Representation of structured values
Non-immediate Objective CAML values are said to be structured values.
Those values are allocated in the Objective CAML heap and represented as a
pointer to the corresponding memory block. All memory blocks contain
a header word indicating the kind of the block as well as its size
expressed in machine words. Figure 12.5 shows the
structure of a block for a 32-bit machine.
Figure 12.5: Structure of an Objective CAML heap block.
The two ``color'' bits are used by the garbage collector for walking
the memory graph (see chapter 9,
page ??).
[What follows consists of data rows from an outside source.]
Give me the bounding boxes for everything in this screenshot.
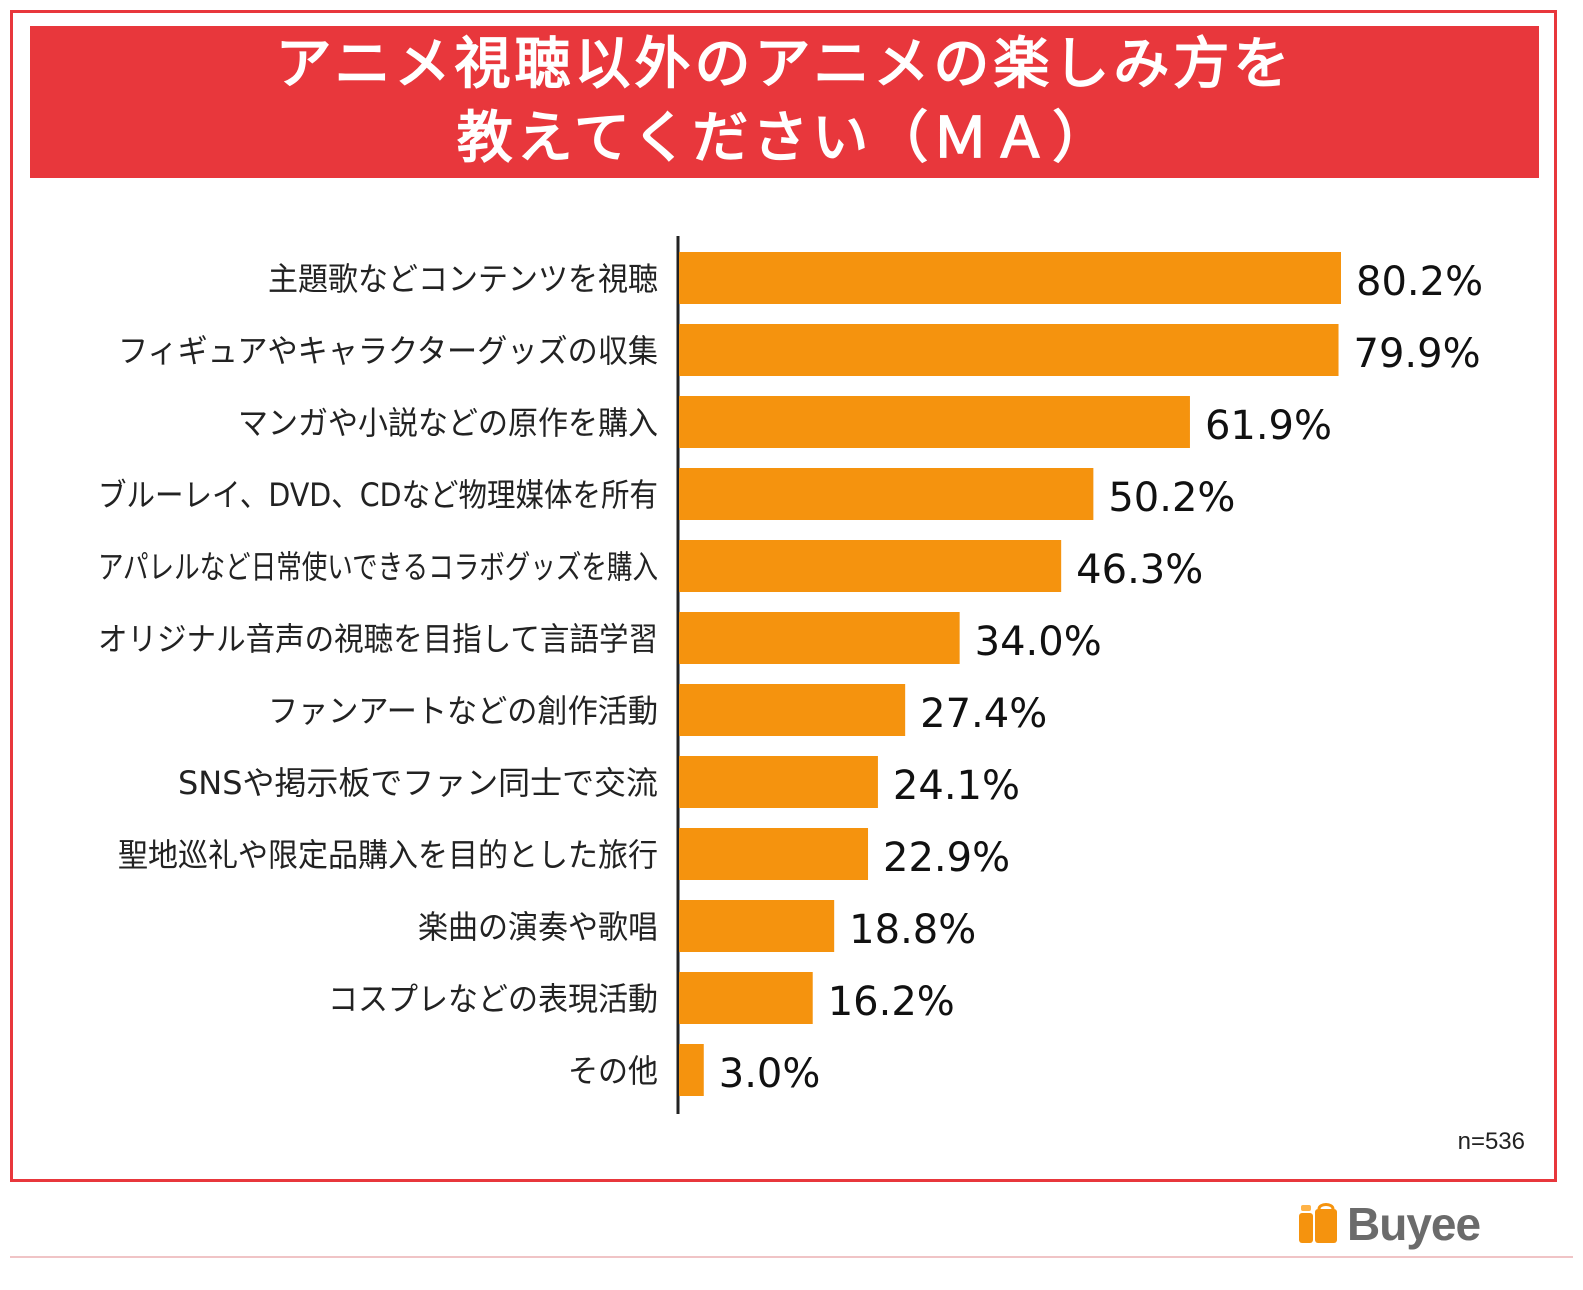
chart-title-line-2: 教えてください（ＭＡ） [456,106,1113,171]
category-label: ブルーレイ、DVD、CDなど物理媒体を所有 [98,476,658,514]
bar [679,540,1062,592]
bar [679,396,1190,448]
category-label: その他 [568,1052,658,1090]
chart-title-line-1: アニメ視聴以外のアニメの楽しみ方を [275,32,1294,97]
bar [679,612,960,664]
category-label: 楽曲の演奏や歌唱 [418,908,658,946]
category-label: SNSや掲示板でファン同士で交流 [178,764,658,802]
bar [679,324,1339,376]
value-label: 22.9% [883,835,1010,881]
value-label: 24.1% [893,763,1020,809]
bar [679,1044,704,1096]
value-label: 3.0% [719,1051,821,1097]
bar [679,468,1094,520]
value-label: 27.4% [920,691,1047,737]
category-label: オリジナル音声の視聴を目指して言語学習 [98,620,658,658]
category-label: アパレルなど日常使いできるコラボグッズを購入 [98,548,658,586]
bar [679,252,1341,304]
bar [679,972,813,1024]
value-label: 18.8% [849,907,976,953]
title-banner: アニメ視聴以外のアニメの楽しみ方を 教えてください（ＭＡ） [30,26,1539,178]
category-label: ファンアートなどの創作活動 [268,692,658,730]
value-label: 50.2% [1108,475,1235,521]
bar [679,684,906,736]
value-label: 80.2% [1356,259,1483,305]
category-label: コスプレなどの表現活動 [328,980,658,1018]
category-label: フィギュアやキャラクターグッズの収集 [118,332,658,370]
value-label: 34.0% [975,619,1102,665]
bottom-divider [10,1256,1573,1258]
bar [679,828,869,880]
value-label: 16.2% [828,979,955,1025]
value-label: 61.9% [1205,403,1332,449]
category-label: 聖地巡礼や限定品購入を目的とした旅行 [118,836,658,874]
value-label: 46.3% [1076,547,1203,593]
value-label: 79.9% [1354,331,1481,377]
sample-size-note: n=536 [1457,1128,1525,1155]
shopping-bag-icon [1299,1203,1337,1243]
bar [679,756,878,808]
logo-text: Buyee [1347,1198,1481,1250]
category-label: 主題歌などコンテンツを視聴 [268,260,658,298]
bar [679,900,835,952]
category-label: マンガや小説などの原作を購入 [238,404,658,442]
buyee-logo: Buyee [1295,1196,1481,1252]
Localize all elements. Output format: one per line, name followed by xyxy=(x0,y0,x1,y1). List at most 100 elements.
The ``tag'' field, or ``tag'' for short,
contains the kind of the block. The ``size'' field contains the size
of the block, in words, excluding the header.
The macros listed in figure 12.6 return the tag and size
of a block.
|
|
Wosize_val(v) |
return the size of the block v (header excluded) |
Tag_val(v) |
return the tag of the block v |
Figure 12.6: Accessing header information in memory blocks.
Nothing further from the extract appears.